We actually live in a town which is on the Southwest Interconnected Grid. Our problem is that the grid supply has been terribly unreliable and, on one occasion after a cyclone (Seroja) we had no power for 16 days. I was already going to install solar, but the unreliability of the grid supply tipped the scales and we went off-grid.
Russell Heaton
If you’re in, say Europe, and you have a look at the map at that part of the country, you might be wondering if that doesn’t still count as remote, but no, here in Western Australia, that is very much ‘regional’ rather than ‘remote’ 😀
Making very smart use of his power
Here is what Russell told me about how he’s’ using the Home Assistant (HA) software to optimise his energy efficiency:
I use HA to control a timer on my hot water system, so that it doesn’t cook the water until the state of charge of my batteries has reached 95%. Then I make sure, using HA, that the hot water system doesn’t switch on more than once per day. It’s storage type and once per day is plenty and I definitely don’t want it operating at night, off the batteries.
HA also has the final say on when the electric vehicle (EV) charger is allowed to operate. The house batteries have to be 98% charged, or greater, before it will automatically kick in the EV charger. This can be overridden manually (as can the hot water system timer.)
HA also controls the fans and air conditioner in the room where the power equipment is located so that the equipment temperature never exceeds 27C and the batteries never exceed 25C, or get cooler than 20C.
I made some infra-red transmitters and use the Home Assistant Climate Integration to control all of my Daikin air conditioners and/or the ducted evaporative cooler.
This uses several humidity sensors to select the most appropriate cooling method, based on the humidity both inside and outside the house. Evaporative coolers lose effectiveness when the air drawn into them gets more humid. When that happens the system automatically switches over to the Daikin air conditioners.
Evaporative air coolers must vent their air to the outside world, so I also use HA to open some shutters and start some extraction fans in the power equipment room and all of the cool air passes through that room and expels into the ceiling cavity above. When it gets too humid the extraction fans turn off and the shutters close, then the air conditioners kick in.
Russell Heaton
And water efficiency too
And my original question was about energy efficiency, but that hardly scratches the surface of what you can get Home Assistant to do, so naturally Russell has not stopped there …
For water usage, I use HA extensively to monitor soil moisture and regulate how much water the gardens get.
The entire reticulation (irrigation) system is controlled by HA, not one of those commercial controllers that you buy from the big green hammer shed. I control 28 solenoids with HA.
HA also controls when our filtered water supply needs topping up and when to stop it topping up.
And it transfers water between the four storage tanks in the yard, as required.

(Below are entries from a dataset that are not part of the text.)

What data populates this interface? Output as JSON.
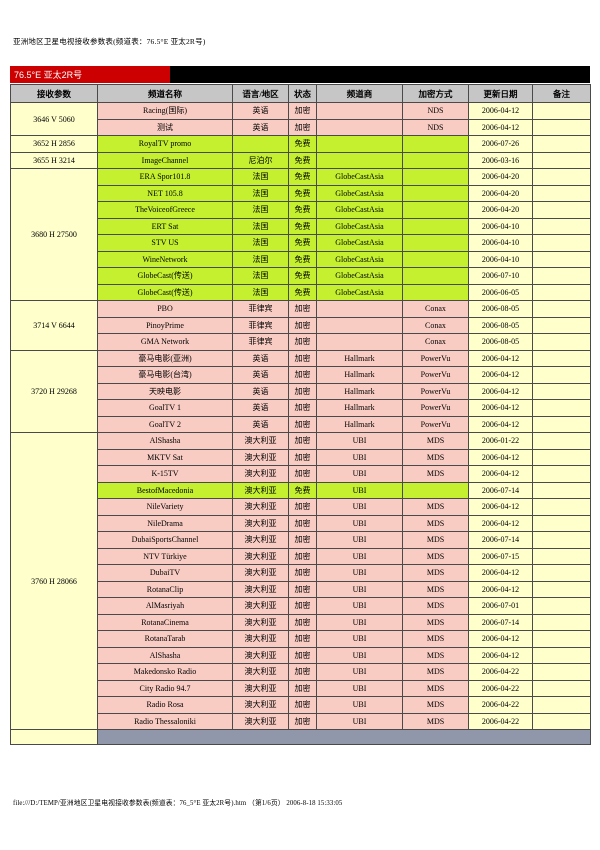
{
  "page": {
    "title": "亚洲地区卫星电视接收参数表(频道表：76.5°E 亚太2R号)",
    "footer": "file:///D:/TEMP/亚洲地区卫星电视接收参数表(频道表：76_5°E 亚太2R号).htm （第1/6页） 2006-8-18 15:33:05"
  },
  "banner": {
    "label": "76.5°E 亚太2R号"
  },
  "colors": {
    "banner_red": "#cc0000",
    "banner_black": "#000000",
    "header_gray": "#c6c6c6",
    "encrypted_row_bg": "#f9ccc3",
    "free_row_bg": "#c4f030",
    "param_column_bg": "#ffffcc",
    "end_bar_bg": "#9197ab",
    "encrypted_text": "#e00000",
    "free_text": "#008a00"
  },
  "table": {
    "headers": [
      "接收参数",
      "频道名称",
      "语言/地区",
      "状态",
      "频道商",
      "加密方式",
      "更新日期",
      "备注"
    ],
    "rows": [
      {
        "param": "3646 V 5060",
        "span": 2,
        "name": "Racing(国际)",
        "lang": "英语",
        "status": "加密",
        "free": false,
        "provider": "",
        "encryption": "NDS",
        "date": "2006-04-12",
        "note": ""
      },
      {
        "name": "测试",
        "lang": "英语",
        "status": "加密",
        "free": false,
        "provider": "",
        "encryption": "NDS",
        "date": "2006-04-12",
        "note": ""
      },
      {
        "param": "3652 H 2856",
        "span": 1,
        "name": "RoyalTV promo",
        "lang": "",
        "status": "免费",
        "free": true,
        "provider": "",
        "encryption": "",
        "date": "2006-07-26",
        "note": ""
      },
      {
        "param": "3655 H 3214",
        "span": 1,
        "name": "ImageChannel",
        "lang": "尼泊尔",
        "status": "免费",
        "free": true,
        "provider": "",
        "encryption": "",
        "date": "2006-03-16",
        "note": ""
      },
      {
        "param": "3680 H 27500",
        "span": 8,
        "name": "ERA Spor101.8",
        "lang": "法国",
        "status": "免费",
        "free": true,
        "provider": "GlobeCastAsia",
        "encryption": "",
        "date": "2006-04-20",
        "note": ""
      },
      {
        "name": "NET 105.8",
        "lang": "法国",
        "status": "免费",
        "free": true,
        "provider": "GlobeCastAsia",
        "encryption": "",
        "date": "2006-04-20",
        "note": ""
      },
      {
        "name": "TheVoiceofGreece",
        "lang": "法国",
        "status": "免费",
        "free": true,
        "provider": "GlobeCastAsia",
        "encryption": "",
        "date": "2006-04-20",
        "note": ""
      },
      {
        "name": "ERT Sat",
        "lang": "法国",
        "status": "免费",
        "free": true,
        "provider": "GlobeCastAsia",
        "encryption": "",
        "date": "2006-04-10",
        "note": ""
      },
      {
        "name": "STV US",
        "lang": "法国",
        "status": "免费",
        "free": true,
        "provider": "GlobeCastAsia",
        "encryption": "",
        "date": "2006-04-10",
        "note": ""
      },
      {
        "name": "WineNetwork",
        "lang": "法国",
        "status": "免费",
        "free": true,
        "provider": "GlobeCastAsia",
        "encryption": "",
        "date": "2006-04-10",
        "note": ""
      },
      {
        "name": "GlobeCast(传送)",
        "lang": "法国",
        "status": "免费",
        "free": true,
        "provider": "GlobeCastAsia",
        "encryption": "",
        "date": "2006-07-10",
        "note": ""
      },
      {
        "name": "GlobeCast(传送)",
        "lang": "法国",
        "status": "免费",
        "free": true,
        "provider": "GlobeCastAsia",
        "encryption": "",
        "date": "2006-06-05",
        "note": ""
      },
      {
        "param": "3714 V 6644",
        "span": 3,
        "name": "PBO",
        "lang": "菲律宾",
        "status": "加密",
        "free": false,
        "provider": "",
        "encryption": "Conax",
        "date": "2006-08-05",
        "note": ""
      },
      {
        "name": "PinoyPrime",
        "lang": "菲律宾",
        "status": "加密",
        "free": false,
        "provider": "",
        "encryption": "Conax",
        "date": "2006-08-05",
        "note": ""
      },
      {
        "name": "GMA Network",
        "lang": "菲律宾",
        "status": "加密",
        "free": false,
        "provider": "",
        "encryption": "Conax",
        "date": "2006-08-05",
        "note": ""
      },
      {
        "param": "3720 H 29268",
        "span": 5,
        "name": "豪马电影(亚洲)",
        "lang": "英语",
        "status": "加密",
        "free": false,
        "provider": "Hallmark",
        "encryption": "PowerVu",
        "date": "2006-04-12",
        "note": ""
      },
      {
        "name": "豪马电影(台湾)",
        "lang": "英语",
        "status": "加密",
        "free": false,
        "provider": "Hallmark",
        "encryption": "PowerVu",
        "date": "2006-04-12",
        "note": ""
      },
      {
        "name": "天映电影",
        "lang": "英语",
        "status": "加密",
        "free": false,
        "provider": "Hallmark",
        "encryption": "PowerVu",
        "date": "2006-04-12",
        "note": ""
      },
      {
        "name": "GoalTV 1",
        "lang": "英语",
        "status": "加密",
        "free": false,
        "provider": "Hallmark",
        "encryption": "PowerVu",
        "date": "2006-04-12",
        "note": ""
      },
      {
        "name": "GoalTV 2",
        "lang": "英语",
        "status": "加密",
        "free": false,
        "provider": "Hallmark",
        "encryption": "PowerVu",
        "date": "2006-04-12",
        "note": ""
      },
      {
        "param": "3760 H 28066",
        "span": 18,
        "name": "AlShasha",
        "lang": "澳大利亚",
        "status": "加密",
        "free": false,
        "provider": "UBI",
        "encryption": "MDS",
        "date": "2006-01-22",
        "note": ""
      },
      {
        "name": "MKTV Sat",
        "lang": "澳大利亚",
        "status": "加密",
        "free": false,
        "provider": "UBI",
        "encryption": "MDS",
        "date": "2006-04-12",
        "note": ""
      },
      {
        "name": "K-15TV",
        "lang": "澳大利亚",
        "status": "加密",
        "free": false,
        "provider": "UBI",
        "encryption": "MDS",
        "date": "2006-04-12",
        "note": ""
      },
      {
        "name": "BestofMacedonia",
        "lang": "澳大利亚",
        "status": "免费",
        "free": true,
        "provider": "UBI",
        "encryption": "",
        "date": "2006-07-14",
        "note": ""
      },
      {
        "name": "NileVariety",
        "lang": "澳大利亚",
        "status": "加密",
        "free": false,
        "provider": "UBI",
        "encryption": "MDS",
        "date": "2006-04-12",
        "note": ""
      },
      {
        "name": "NileDrama",
        "lang": "澳大利亚",
        "status": "加密",
        "free": false,
        "provider": "UBI",
        "encryption": "MDS",
        "date": "2006-04-12",
        "note": ""
      },
      {
        "name": "DubaiSportsChannel",
        "lang": "澳大利亚",
        "status": "加密",
        "free": false,
        "provider": "UBI",
        "encryption": "MDS",
        "date": "2006-07-14",
        "note": ""
      },
      {
        "name": "NTV Türkiye",
        "lang": "澳大利亚",
        "status": "加密",
        "free": false,
        "provider": "UBI",
        "encryption": "MDS",
        "date": "2006-07-15",
        "note": ""
      },
      {
        "name": "DubaiTV",
        "lang": "澳大利亚",
        "status": "加密",
        "free": false,
        "provider": "UBI",
        "encryption": "MDS",
        "date": "2006-04-12",
        "note": ""
      },
      {
        "name": "RotanaClip",
        "lang": "澳大利亚",
        "status": "加密",
        "free": false,
        "provider": "UBI",
        "encryption": "MDS",
        "date": "2006-04-12",
        "note": ""
      },
      {
        "name": "AlMasriyah",
        "lang": "澳大利亚",
        "status": "加密",
        "free": false,
        "provider": "UBI",
        "encryption": "MDS",
        "date": "2006-07-01",
        "note": ""
      },
      {
        "name": "RotanaCinema",
        "lang": "澳大利亚",
        "status": "加密",
        "free": false,
        "provider": "UBI",
        "encryption": "MDS",
        "date": "2006-07-14",
        "note": ""
      },
      {
        "name": "RotanaTarab",
        "lang": "澳大利亚",
        "status": "加密",
        "free": false,
        "provider": "UBI",
        "encryption": "MDS",
        "date": "2006-04-12",
        "note": ""
      },
      {
        "name": "AlShasha",
        "lang": "澳大利亚",
        "status": "加密",
        "free": false,
        "provider": "UBI",
        "encryption": "MDS",
        "date": "2006-04-12",
        "note": ""
      },
      {
        "name": "Makedonsko Radio",
        "lang": "澳大利亚",
        "status": "加密",
        "free": false,
        "provider": "UBI",
        "encryption": "MDS",
        "date": "2006-04-22",
        "note": ""
      },
      {
        "name": "City Radio 94.7",
        "lang": "澳大利亚",
        "status": "加密",
        "free": false,
        "provider": "UBI",
        "encryption": "MDS",
        "date": "2006-04-22",
        "note": ""
      },
      {
        "name": "Radio Rosa",
        "lang": "澳大利亚",
        "status": "加密",
        "free": false,
        "provider": "UBI",
        "encryption": "MDS",
        "date": "2006-04-22",
        "note": ""
      },
      {
        "name": "Radio Thessaloniki",
        "lang": "澳大利亚",
        "status": "加密",
        "free": false,
        "provider": "UBI",
        "encryption": "MDS",
        "date": "2006-04-22",
        "note": ""
      }
    ],
    "end_bar": true
  }
}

The water filter is tricky because if the water is too warm it destroys the membrane in the reverse osmosis filter, so I use HA to monitor the temperature at the filter and it is only allowed to run if the temperature is below 34C.
Russell Heaton
Goals
Amazing. I’m in awe. Go Russell! Inspirational. If you want to ask him questions about his setup, here’s my original Facebook post in the Facebook group Home Assistant AU & NZ, and his comments.
I’m going to keep on pottering 🙂 Thankfully, in my more urban setting, with the grid to fall back on as needed.